〔インド人コミュニティ〕

「インド人コミュニティ」


現在、渡辺氏と若い女性の候補者を追っている。前回も説明したと思うが、彼女はカーブル生まれのイラン育ちの26歳。名前はサブリーナさん。彼女は演説のために、カーブル市にあるシーク寺院を訪れる。シーク教徒は普通イメージされるインド人の風体をしている。男性は頭にでかいターバンを巻く。それが男性のアイデンティティになっている。髪を切らないこともその特長となる。


また、イスラム教と違い、女性は顔を表に出すことができる。話はそれるが、アフガニスタンには、いろんな民族がいる。ご存じのように、壊されたバーミャン地方には、日本人そっくりのハザラ族がいる。彼らはチンギスハンの末裔と言われている。(自称)また、ヌーリスタン地方やその国境を越えたパキスタンのカラッシュバレーに行けば、ヨーロッパ人のような風体の人々が暮らしている。
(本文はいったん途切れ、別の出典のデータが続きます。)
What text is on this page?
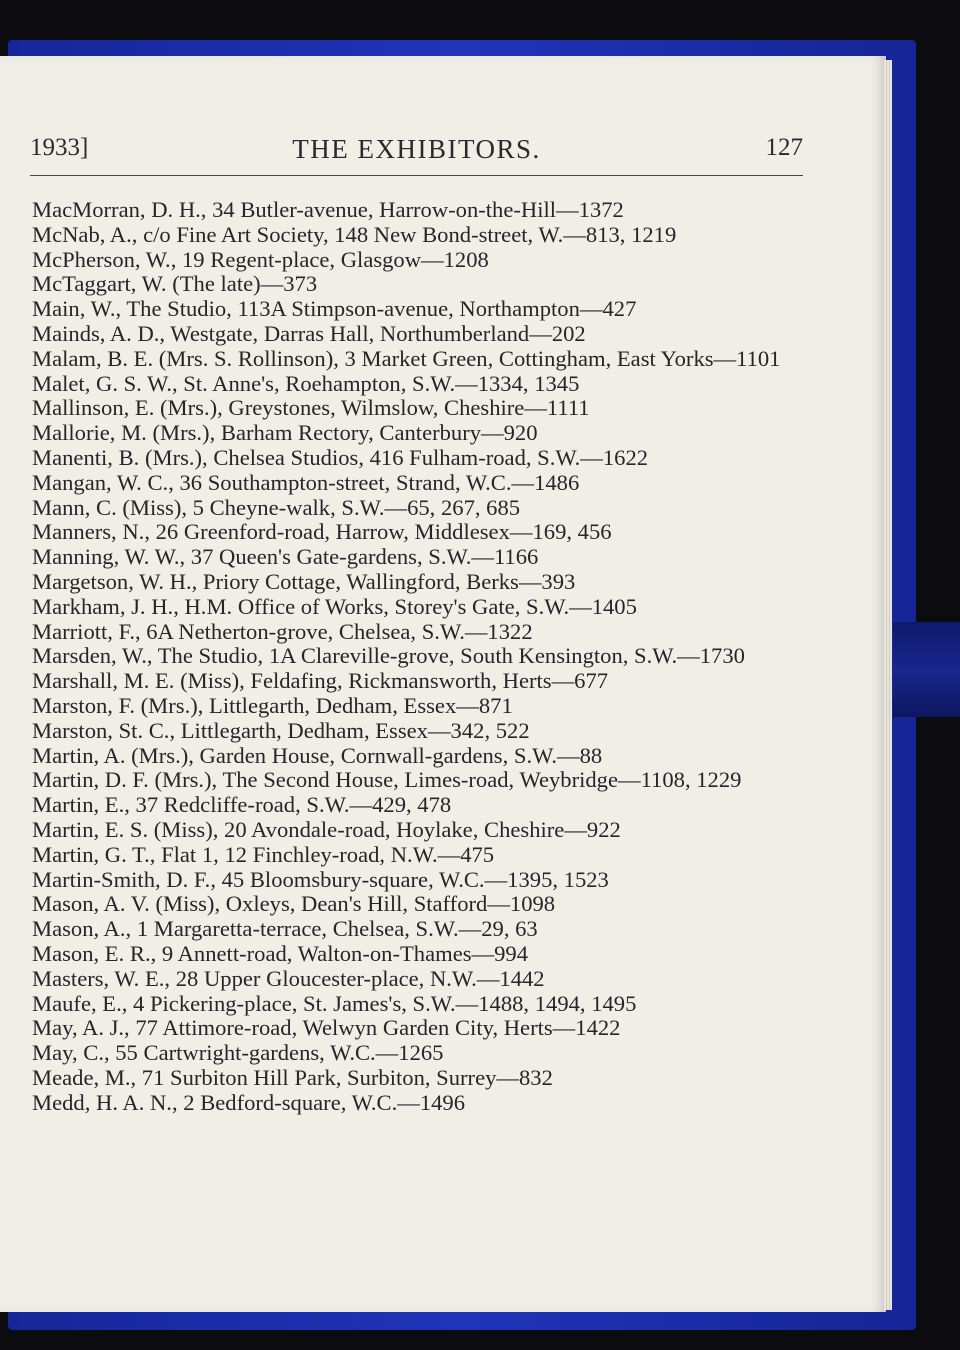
THE EXHIBITORS.
1933]	127
MacMorran, D. H., 34 Butler-avenue, Harrow-on-the-Hill—1372
McNab, A., c/o Fine Art Society, 148 New Bond-street, W.—813, 1219
McPherson, W., 19 Regent-place, Glasgow—1208
McTaggart, W. (The late)—373
Main, W., The Studio, 113A Stimpson-avenue, Northampton—427
Mainds, A. D., Westgate, Darras Hall, Northumberland—202
Malam, B. E. (Mrs. S. Rollinson), 3 Market Green, Cottingham, East Yorks—1101
Malet, G. S. W., St. Anne's, Roehampton, S.W.—1334, 1345
Mallinson, E. (Mrs.), Greystones, Wilmslow, Cheshire—1111
Mallorie, M. (Mrs.), Barham Rectory, Canterbury—920
Manenti, B. (Mrs.), Chelsea Studios, 416 Fulham-road, S.W.—1622
Mangan, W. C., 36 Southampton-street, Strand, W.C.—1486
Mann, C. (Miss), 5 Cheyne-walk, S.W.—65, 267, 685
Manners, N., 26 Greenford-road, Harrow, Middlesex—169, 456
Manning, W. W., 37 Queen's Gate-gardens, S.W.—1166
Margetson, W. H., Priory Cottage, Wallingford, Berks—393
Markham, J. H., H.M. Office of Works, Storey's Gate, S.W.—1405
Marriott, F., 6A Netherton-grove, Chelsea, S.W.—1322
Marsden, W., The Studio, 1A Clareville-grove, South Kensington, S.W.—1730
Marshall, M. E. (Miss), Feldafing, Rickmansworth, Herts—677
Marston, F. (Mrs.), Littlegarth, Dedham, Essex—871
Marston, St. C., Littlegarth, Dedham, Essex—342, 522
Martin, A. (Mrs.), Garden House, Cornwall-gardens, S.W.—88
Martin, D. F. (Mrs.), The Second House, Limes-road, Weybridge—1108, 1229
Martin, E., 37 Redcliffe-road, S.W.—429, 478
Martin, E. S. (Miss), 20 Avondale-road, Hoylake, Cheshire—922
Martin, G. T., Flat 1, 12 Finchley-road, N.W.—475
Martin-Smith, D. F., 45 Bloomsbury-square, W.C.—1395, 1523
Mason, A. V. (Miss), Oxleys, Dean's Hill, Stafford—1098
Mason, A., 1 Margaretta-terrace, Chelsea, S.W.—29, 63
Mason, E. R., 9 Annett-road, Walton-on-Thames—994
Masters, W. E., 28 Upper Gloucester-place, N.W.—1442
Maufe, E., 4 Pickering-place, St. James's, S.W.—1488, 1494, 1495
May, A. J., 77 Attimore-road, Welwyn Garden City, Herts—1422
May, C., 55 Cartwright-gardens, W.C.—1265
Meade, M., 71 Surbiton Hill Park, Surbiton, Surrey—832
Medd, H. A. N., 2 Bedford-square, W.C.—1496
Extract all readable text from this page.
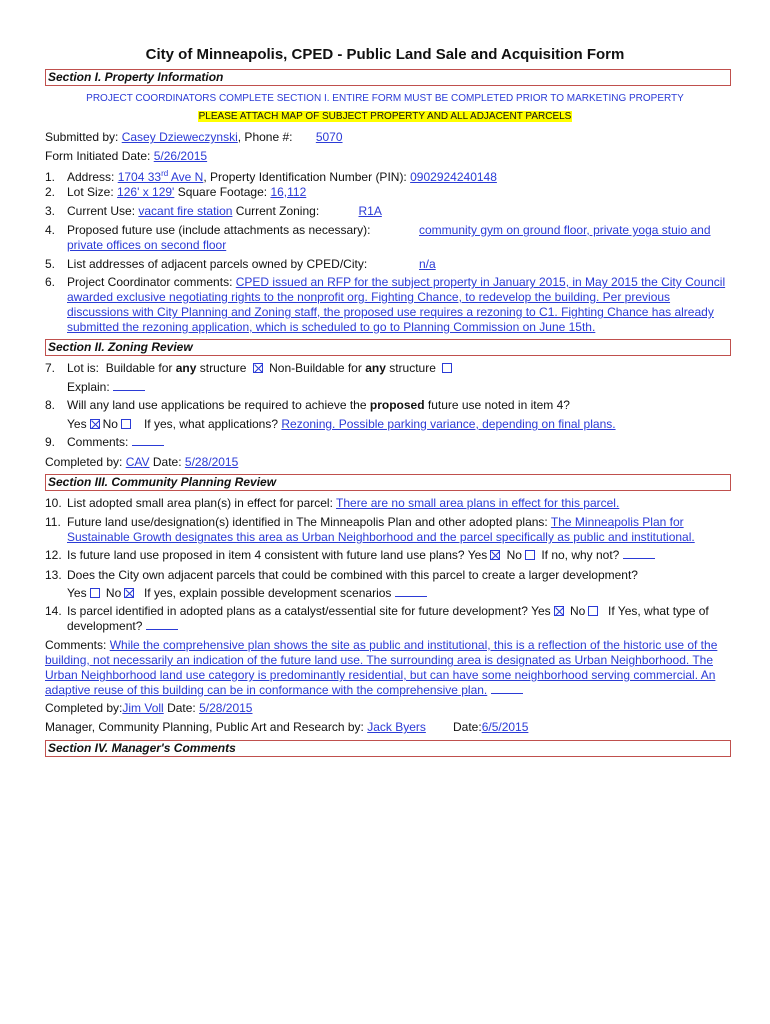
City of Minneapolis, CPED - Public Land Sale and Acquisition Form
Section I. Property Information
PROJECT COORDINATORS COMPLETE SECTION I. ENTIRE FORM MUST BE COMPLETED PRIOR TO MARKETING PROPERTY
PLEASE ATTACH MAP OF SUBJECT PROPERTY AND ALL ADJACENT PARCELS
Submitted by: Casey Dzieweczynski, Phone #: 5070
Form Initiated Date: 5/26/2015
1. Address: 1704 33rd Ave N, Property Identification Number (PIN): 0902924240148
2. Lot Size: 126' x 129' Square Footage: 16,112
3. Current Use: vacant fire station Current Zoning:	R1A
4. Proposed future use (include attachments as necessary):	community gym on ground floor, private yoga stuio and
private offices on second floor
5. List addresses of adjacent parcels owned by CPED/City:	n/a
6. Project Coordinator comments: CPED issued an RFP for the subject property in January 2015, in May 2015 the City Council
awarded exclusive negotiating rights to the nonprofit org. Fighting Chance, to redevelop the building. Per previous
discussions with City Planning and Zoning staff, the proposed use requires a rezoning to C1. Fighting Chance has already
submitted the rezoning application, which is scheduled to go to Planning Commission on June 15th.
Section II. Zoning Review
7. Lot is: Buildable for any structure Non-Buildable for any structure
Explain:
8. Will any land use applications be required to achieve the proposed future use noted in item 4?
Yes No If yes, what applications? Rezoning. Possible parking variance, depending on final plans.
9. Comments:
Completed by: CAV Date: 5/28/2015
Section III. Community Planning Review
10. List adopted small area plan(s) in effect for parcel: There are no small area plans in effect for this parcel.
11. Future land use/designation(s) identified in The Minneapolis Plan and other adopted plans: The Minneapolis Plan for
Sustainable Growth designates this area as Urban Neighborhood and the parcel specifically as public and institutional.
12. Is future land use proposed in item 4 consistent with future land use plans? Yes No If no, why not?
13. Does the City own adjacent parcels that could be combined with this parcel to create a larger development?
Yes No If yes, explain possible development scenarios
14. Is parcel identified in adopted plans as a catalyst/essential site for future development? Yes No If Yes, what type of
development?
Comments: While the comprehensive plan shows the site as public and institutional, this is a reflection of the historic use of the
building, not necessarily an indication of the future land use. The surrounding area is designated as Urban Neighborhood. The
Urban Neighborhood land use category is predominantly residential, but can have some neighborhood serving commercial. An
adaptive reuse of this building can be in conformance with the comprehensive plan.
Completed by:Jim Voll Date: 5/28/2015
Manager, Community Planning, Public Art and Research by: Jack Byers	Date:6/5/2015
Section IV. Manager's Comments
彼らはアレキサンダー大王の末裔だと言っている(自称)彼らシーク教徒は、商用のために定住している。その寺院を彼女が訪問し、演説することになった。寺院は、内戦の影響でボロボロにこわされていた。寺院の中にいると、自然にお茶を配られる。小さな子どもがお茶を配るお手伝いをしている。これはシーク教の総本山があるインドのアムリツッアルでも、おなじような風景に出くわしたことがある。


5年前、私が貧乏旅行をしていたときに、インドのアムリツッアルのシーク寺院では、ただでご飯が頂け、なんとベッドもただで分けてもらえる場所があると聞いて、立ち寄ったことがあった。その時以来、シーク教徒のインド人にはお世話になったという気持が強かったので、今回、こうしてカーブルでご縁を持てたことが良かった。

選挙に出るサブリーナさんは、シーク教の寺院の中で演説した。寺院の中には、シーク教徒がいる。彼女の支援者がビラを配ったが、シーク教徒の反応はいまいち薄かった。残念なことにビラを手にして、それを熱心に読む姿は、見かけられなかった。しかし、その後、寺院の外でシーク教徒男性を中心にインタビューを行った。「彼女をどう思うのか」と言うことに関してだ。


彼らから返ってきた答は「彼女はとても賢明なので、彼女に投票したい」と言う返事だった。同じ答が繰り返されるので、通訳のモハマディンに「具体的に彼女のどこがいいのか聞いてくれ」と頼んだところ、「みんなは話の上で、彼女のことをいいと言っているだけだから、どこがいいかと具体的な返事をもらうのは難しい」と返ってきた。言葉そのものを通訳するのが彼の仕事だが、彼は周りの反応や、言葉のニュアンスから彼女のことを指示する人間かどうかを鼻でかぎ分けていたようだ。アフガニスタンにおけるシーク教徒は、確実にマイノリティだ。彼らはできるだけ、周りとトラブルを避けるようにして暮らしてきたという。


そもそも、イスラム教徒が99%を超える国において、異教徒が生きていく難しさを想像すれば納得がいった。そのため、彼女のいい点悪い点を冷静に判断し、インタビューに答えるのではなく、カメラを持つ人間に対して、彼らが、どんな答を望んでいるのか冷静に判断して、答えていたようだ。僕はまだまだ甘い。貧乏旅行中、華僑とシーク教徒が器用に商売をしているところを見かけたことがある。その土地に根を張ってどうやって、商売をしているのか。関心を持っていたところ、今日の出来事と出くわした。周りに敵を作らずに、彼らシーク教徒は、世界中で商売を続けていくのだろう。そう感じて、寺院の外に出たとき、サブリーナさんはすでに別の場所に移動していた。